Linux Filesystem Support for Unicode Filenames

jamescobban · 07-03-2009, 03:53 PM

Most commercial operating systems now support Unicode filenames so that users can give names that are meaningful to them in their own language. However I have sought in vain for similar support in Linux. Even on-going enhancements to Linux file-systems, such as ext4, seem to be ignoring this market requirement. I don't understand this as it does not seem to me that it would take a great deal of development effort to store filenames in the directory as UTF-8 strings rather than ANSI strings. This is a particular issue when mounting a commercial file-system, such as NTFS which stores its filenames as UTF-8, on Linux. What do I code in my C++ program to open a file whose name happens to be Greek, or Russian, or Arabic, or Chinese, when the API definition only accepts const char * filenames?

David the H. · 07-03-2009, 05:33 PM

Uhh, I don't know what world you're living on, but most everything in Linux is UTF-8, including the filesystems. Some of the older terminals and programs can't handle it, but just about everything made in the last decade does.

I have no trouble using Japanese with UTF-8 encodings on my system.

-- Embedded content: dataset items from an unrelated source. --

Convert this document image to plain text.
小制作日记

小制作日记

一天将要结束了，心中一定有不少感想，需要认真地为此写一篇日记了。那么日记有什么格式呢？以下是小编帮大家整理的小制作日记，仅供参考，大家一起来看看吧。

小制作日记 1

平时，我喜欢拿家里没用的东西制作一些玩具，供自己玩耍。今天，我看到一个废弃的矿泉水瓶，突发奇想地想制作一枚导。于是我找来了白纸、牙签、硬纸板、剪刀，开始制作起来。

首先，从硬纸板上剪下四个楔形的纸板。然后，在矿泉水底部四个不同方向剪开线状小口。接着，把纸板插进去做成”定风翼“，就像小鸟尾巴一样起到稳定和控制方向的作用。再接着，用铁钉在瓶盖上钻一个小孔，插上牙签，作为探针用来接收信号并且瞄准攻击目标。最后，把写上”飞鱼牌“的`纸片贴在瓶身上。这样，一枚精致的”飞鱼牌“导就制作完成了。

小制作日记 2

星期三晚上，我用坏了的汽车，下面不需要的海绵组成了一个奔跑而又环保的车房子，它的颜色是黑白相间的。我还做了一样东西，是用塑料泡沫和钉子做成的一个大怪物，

If yours can't, it's probably because you just don't have it configured properly for a UTF-8 environment.

See here for international text support in Linux.

BTW, as for filenames, even though you can use non-alphabetic characters, they're still not that easy to deal with. Console-based IME in particular is a bitch. So I generally avoid using anything but the standard western alphabet in my filenames. There's no trouble using other scripts in files and programs, however.

jamescobban · 07-04-2009, 12:55 PM

Quote:

Originally Posted by David the H.

Uhh, I don't know what world you're living on, but most everything in Linux is UTF-8, including the filesystems.

BTW, as for filenames, even though you can use non-alphabetic characters, they're still not that easy to deal with.

I thought I was being very specific when I referred to Unicode filenames in my title. There is of course no problem with support of internationalization itself in Linux.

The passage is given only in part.